Drei Vampire standen dort und beobachteten die Umgebung.
Wachposten.
»Los.« Amelies Flüstern war so leise wie ein Geist. »Lauft, aber passt auf.«
Sie erreichten den Rand des Schattens an der Ecke des Gebäudes. aber gerade als Claire anfing, sich ein wenig zu entspannen, schossen Amelie, Gérard und der andere Bodyguard in alle Richtungen davon.
Einen schrecklichen Augenblick lang konnte sich Claire überhaupt nicht rühren, dann riss Hannah sie zu Boden und drückte ihr das Gesicht ins Gras. Claire keuchte, erwischte einen Mundvoll knirschende Erde und bitteres Chlorophyll und rang nach Atem. Hannahs schweres Gewicht hielt sie unten; die Frau stützte sich mit den Ellbogen auf Claires Rücken ab.
Sie schießt mit dem Gewehr, dachte Claire und versuchte, den Kopf zu heben, um zu sehen, wohin Hannah feuerte.
»Kopf runter!«, schnauzte Hannah sie an und stieß mit einer Hand Claires Kopf nach unten, während sie mit der anderen weiterfeuerte. Den Schreien in der Dunkelheit nach zu urteilen, hatte sie getroffen. »Steh auf! Lauf!«
Claire war nicht schnell genug, um es mit Marines oder Vampiren aufzunehmen, und bevor sie es sich versah, wurde sie in halsbrecherischer Geschwindigkeit durch die Nacht geschleift und gezerrt. Schatten, dunkle Gebäude, bleiche Gesichter und der ungute orangefarbene Schimmer der Flammen in der Ferne verwischten zu einem unscharfen Nebel.
»Was ist das?«, schrie sie.
»Spähtrupps.« Hannah schoss weiterhin nach hinten. Sie feuerte nicht wild um sich, ganz und gar nicht; es schien, als würde sie vor jedem Schuss ein, zwei Sekunden warten, um ihr Ziel zu wählen. Die meisten Schüsse schienen Treffer zu sein, dem Schreien, Knurren und Kreischen nach zu urteilen. »Amelie! Wir müssen hier raus, sofort!«
Amelie schaute zu ihnen zurück, ihr Gesicht blitzte in der Finsternis bleich auf, als sie nickte.

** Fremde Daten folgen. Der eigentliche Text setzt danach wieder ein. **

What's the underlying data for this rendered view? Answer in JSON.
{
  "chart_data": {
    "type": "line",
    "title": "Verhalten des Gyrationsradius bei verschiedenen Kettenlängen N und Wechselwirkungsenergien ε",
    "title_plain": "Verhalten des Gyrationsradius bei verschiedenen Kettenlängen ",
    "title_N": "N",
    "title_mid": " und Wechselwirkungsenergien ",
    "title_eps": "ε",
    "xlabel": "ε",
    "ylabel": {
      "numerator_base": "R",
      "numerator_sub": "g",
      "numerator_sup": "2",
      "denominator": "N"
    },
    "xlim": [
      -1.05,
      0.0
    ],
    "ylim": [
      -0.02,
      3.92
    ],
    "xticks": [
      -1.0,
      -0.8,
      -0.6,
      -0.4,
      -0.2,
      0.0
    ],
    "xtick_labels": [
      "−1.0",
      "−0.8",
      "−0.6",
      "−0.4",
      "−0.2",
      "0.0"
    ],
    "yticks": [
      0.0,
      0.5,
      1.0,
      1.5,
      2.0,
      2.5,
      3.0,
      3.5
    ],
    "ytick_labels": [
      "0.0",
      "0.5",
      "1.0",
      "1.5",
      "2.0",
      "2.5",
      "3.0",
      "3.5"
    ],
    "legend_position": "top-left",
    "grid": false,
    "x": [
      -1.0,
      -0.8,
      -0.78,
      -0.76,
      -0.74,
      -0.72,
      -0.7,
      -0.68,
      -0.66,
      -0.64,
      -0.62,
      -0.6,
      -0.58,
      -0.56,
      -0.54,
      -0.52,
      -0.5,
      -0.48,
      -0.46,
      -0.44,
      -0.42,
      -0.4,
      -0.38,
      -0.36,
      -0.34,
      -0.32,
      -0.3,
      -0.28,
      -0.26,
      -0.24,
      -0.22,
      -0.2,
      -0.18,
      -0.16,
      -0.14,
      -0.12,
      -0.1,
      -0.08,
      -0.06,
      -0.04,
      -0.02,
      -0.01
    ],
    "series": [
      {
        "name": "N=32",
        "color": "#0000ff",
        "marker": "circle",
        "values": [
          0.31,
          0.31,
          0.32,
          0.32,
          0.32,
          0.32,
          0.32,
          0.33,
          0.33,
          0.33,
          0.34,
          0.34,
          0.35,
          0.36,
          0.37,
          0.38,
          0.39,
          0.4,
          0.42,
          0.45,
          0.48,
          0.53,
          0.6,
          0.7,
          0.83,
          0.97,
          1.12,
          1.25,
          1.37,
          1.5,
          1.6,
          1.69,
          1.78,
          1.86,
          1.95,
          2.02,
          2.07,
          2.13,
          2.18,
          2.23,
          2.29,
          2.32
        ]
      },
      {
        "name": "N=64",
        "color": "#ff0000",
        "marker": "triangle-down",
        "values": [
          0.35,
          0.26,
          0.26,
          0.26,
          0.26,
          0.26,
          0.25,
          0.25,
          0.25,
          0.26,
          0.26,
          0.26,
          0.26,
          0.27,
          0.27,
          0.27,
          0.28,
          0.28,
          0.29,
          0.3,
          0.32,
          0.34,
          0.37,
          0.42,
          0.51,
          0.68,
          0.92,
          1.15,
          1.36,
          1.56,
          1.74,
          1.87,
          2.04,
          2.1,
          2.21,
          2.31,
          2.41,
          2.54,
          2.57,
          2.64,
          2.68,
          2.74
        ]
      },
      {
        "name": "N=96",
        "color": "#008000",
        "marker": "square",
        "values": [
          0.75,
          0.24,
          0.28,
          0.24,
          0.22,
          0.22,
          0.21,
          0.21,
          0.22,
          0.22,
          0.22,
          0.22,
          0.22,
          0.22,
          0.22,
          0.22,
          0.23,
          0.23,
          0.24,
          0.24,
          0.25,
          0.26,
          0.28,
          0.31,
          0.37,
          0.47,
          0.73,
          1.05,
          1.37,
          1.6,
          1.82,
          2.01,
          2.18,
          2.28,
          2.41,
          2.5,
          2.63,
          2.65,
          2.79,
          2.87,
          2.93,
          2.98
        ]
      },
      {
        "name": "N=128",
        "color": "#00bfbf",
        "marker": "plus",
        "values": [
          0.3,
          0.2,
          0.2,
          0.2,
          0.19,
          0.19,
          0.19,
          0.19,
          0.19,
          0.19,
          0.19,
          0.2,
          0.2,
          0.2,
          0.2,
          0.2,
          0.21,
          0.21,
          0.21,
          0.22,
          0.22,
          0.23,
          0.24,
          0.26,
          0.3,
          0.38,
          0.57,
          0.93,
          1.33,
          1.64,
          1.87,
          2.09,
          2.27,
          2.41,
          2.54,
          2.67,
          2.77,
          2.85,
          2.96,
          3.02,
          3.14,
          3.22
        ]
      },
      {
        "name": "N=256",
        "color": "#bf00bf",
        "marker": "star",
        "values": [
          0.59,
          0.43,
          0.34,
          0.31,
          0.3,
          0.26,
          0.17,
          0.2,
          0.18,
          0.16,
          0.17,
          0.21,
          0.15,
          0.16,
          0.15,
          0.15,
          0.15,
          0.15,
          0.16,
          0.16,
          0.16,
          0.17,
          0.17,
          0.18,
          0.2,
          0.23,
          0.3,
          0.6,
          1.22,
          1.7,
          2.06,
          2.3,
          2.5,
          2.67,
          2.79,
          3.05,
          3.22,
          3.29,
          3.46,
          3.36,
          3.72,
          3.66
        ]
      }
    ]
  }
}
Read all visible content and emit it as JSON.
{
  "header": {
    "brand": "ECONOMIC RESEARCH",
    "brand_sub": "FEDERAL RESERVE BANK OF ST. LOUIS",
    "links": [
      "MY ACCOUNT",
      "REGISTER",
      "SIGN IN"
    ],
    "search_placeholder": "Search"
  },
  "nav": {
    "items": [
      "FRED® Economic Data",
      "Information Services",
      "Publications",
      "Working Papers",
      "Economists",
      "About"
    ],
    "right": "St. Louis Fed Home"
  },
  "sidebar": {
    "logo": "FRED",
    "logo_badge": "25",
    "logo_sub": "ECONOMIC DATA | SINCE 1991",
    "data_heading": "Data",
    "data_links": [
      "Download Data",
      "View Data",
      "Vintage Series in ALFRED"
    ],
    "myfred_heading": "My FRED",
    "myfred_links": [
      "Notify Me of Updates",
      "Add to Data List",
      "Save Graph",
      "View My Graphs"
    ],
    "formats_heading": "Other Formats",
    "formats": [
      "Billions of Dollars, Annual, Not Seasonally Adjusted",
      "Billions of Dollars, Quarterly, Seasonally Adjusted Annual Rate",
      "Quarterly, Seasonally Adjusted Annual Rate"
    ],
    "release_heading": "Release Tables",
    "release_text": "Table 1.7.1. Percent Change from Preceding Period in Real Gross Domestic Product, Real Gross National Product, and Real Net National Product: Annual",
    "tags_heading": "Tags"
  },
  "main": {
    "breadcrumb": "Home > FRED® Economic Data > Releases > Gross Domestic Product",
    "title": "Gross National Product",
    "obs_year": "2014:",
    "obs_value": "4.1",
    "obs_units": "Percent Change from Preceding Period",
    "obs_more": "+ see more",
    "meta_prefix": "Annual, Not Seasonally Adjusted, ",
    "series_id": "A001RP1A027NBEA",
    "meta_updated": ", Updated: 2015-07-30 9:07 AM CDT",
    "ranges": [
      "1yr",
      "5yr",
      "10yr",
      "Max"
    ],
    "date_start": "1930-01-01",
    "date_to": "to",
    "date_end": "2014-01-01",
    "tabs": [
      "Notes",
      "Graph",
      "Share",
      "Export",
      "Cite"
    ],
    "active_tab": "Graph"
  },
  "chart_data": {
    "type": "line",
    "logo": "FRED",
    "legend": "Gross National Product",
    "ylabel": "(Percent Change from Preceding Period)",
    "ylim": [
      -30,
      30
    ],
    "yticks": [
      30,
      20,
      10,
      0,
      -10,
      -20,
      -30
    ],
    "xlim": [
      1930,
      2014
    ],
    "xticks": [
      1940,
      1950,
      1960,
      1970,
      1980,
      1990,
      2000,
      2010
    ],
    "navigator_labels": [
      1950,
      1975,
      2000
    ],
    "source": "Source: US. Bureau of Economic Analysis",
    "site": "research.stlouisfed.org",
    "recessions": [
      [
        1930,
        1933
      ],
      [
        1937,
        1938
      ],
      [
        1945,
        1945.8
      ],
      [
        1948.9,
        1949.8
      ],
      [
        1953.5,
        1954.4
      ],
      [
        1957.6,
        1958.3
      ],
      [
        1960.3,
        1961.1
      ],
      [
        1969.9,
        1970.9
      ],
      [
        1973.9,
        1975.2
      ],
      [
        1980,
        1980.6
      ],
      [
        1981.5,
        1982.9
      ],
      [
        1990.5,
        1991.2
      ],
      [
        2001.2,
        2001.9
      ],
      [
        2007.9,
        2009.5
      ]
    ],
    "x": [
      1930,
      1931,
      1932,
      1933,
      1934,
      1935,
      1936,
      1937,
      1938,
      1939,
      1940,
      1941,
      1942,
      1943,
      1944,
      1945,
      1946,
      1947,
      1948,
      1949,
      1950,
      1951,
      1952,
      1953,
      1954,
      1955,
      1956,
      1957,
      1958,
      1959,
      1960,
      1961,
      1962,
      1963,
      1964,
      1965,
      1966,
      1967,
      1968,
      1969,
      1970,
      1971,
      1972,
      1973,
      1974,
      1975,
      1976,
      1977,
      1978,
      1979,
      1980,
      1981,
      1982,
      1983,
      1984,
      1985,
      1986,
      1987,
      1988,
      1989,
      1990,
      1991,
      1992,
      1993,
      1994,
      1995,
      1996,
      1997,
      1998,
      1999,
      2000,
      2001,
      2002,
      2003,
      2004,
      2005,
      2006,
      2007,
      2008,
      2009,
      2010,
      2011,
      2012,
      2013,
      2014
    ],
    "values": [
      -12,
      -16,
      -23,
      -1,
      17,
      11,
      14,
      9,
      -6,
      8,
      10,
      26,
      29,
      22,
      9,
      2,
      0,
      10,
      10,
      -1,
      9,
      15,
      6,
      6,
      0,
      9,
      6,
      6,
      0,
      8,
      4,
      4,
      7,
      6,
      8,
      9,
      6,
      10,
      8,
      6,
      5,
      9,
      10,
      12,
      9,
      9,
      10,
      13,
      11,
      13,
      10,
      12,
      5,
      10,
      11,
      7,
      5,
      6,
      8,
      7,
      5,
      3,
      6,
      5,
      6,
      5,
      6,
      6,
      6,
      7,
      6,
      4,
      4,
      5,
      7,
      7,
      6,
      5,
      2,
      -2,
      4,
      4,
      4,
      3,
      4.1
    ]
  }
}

Sie rannten die Stufen eines anderen Gebäudes am Founder's Square hinauf. Claire konnte nicht mehr als einen vagen Eindruck davon erhaschen - irgendein offizielles Gebäude mit Säulen an der Fassade und großen Steinlöwen, die auf der Treppe ihre Zähne fletschten. Die kleine Gruppe hielt oben an der Treppe vor einer verschlossenen weißen Tür ohne Knauf an.
Gérard wollte sich schon dagegenwerfen. Aber Amelie hielt ihn mit ausgestreckter Hand auf. »Das wird nichts helfen«, sagte sie. »Sie kann nicht mit Gewalt geöffnet werden. Lass es mich tun.«
Der andere Vampir wandte sich ab und schaute die Treppe hinunter. Er sagte: »Glaube kaum, dass wir Zeit für schöne Worte haben, Ma'am. Was sollen wir Ihrer Meinung nach tun?« Er hatte einen schleppenden texanischen Akzent, das hatte Claire noch nie bei einem Vampir gehört. Überhaupt hatte sie ihn noch nie zuvor sprechen hören.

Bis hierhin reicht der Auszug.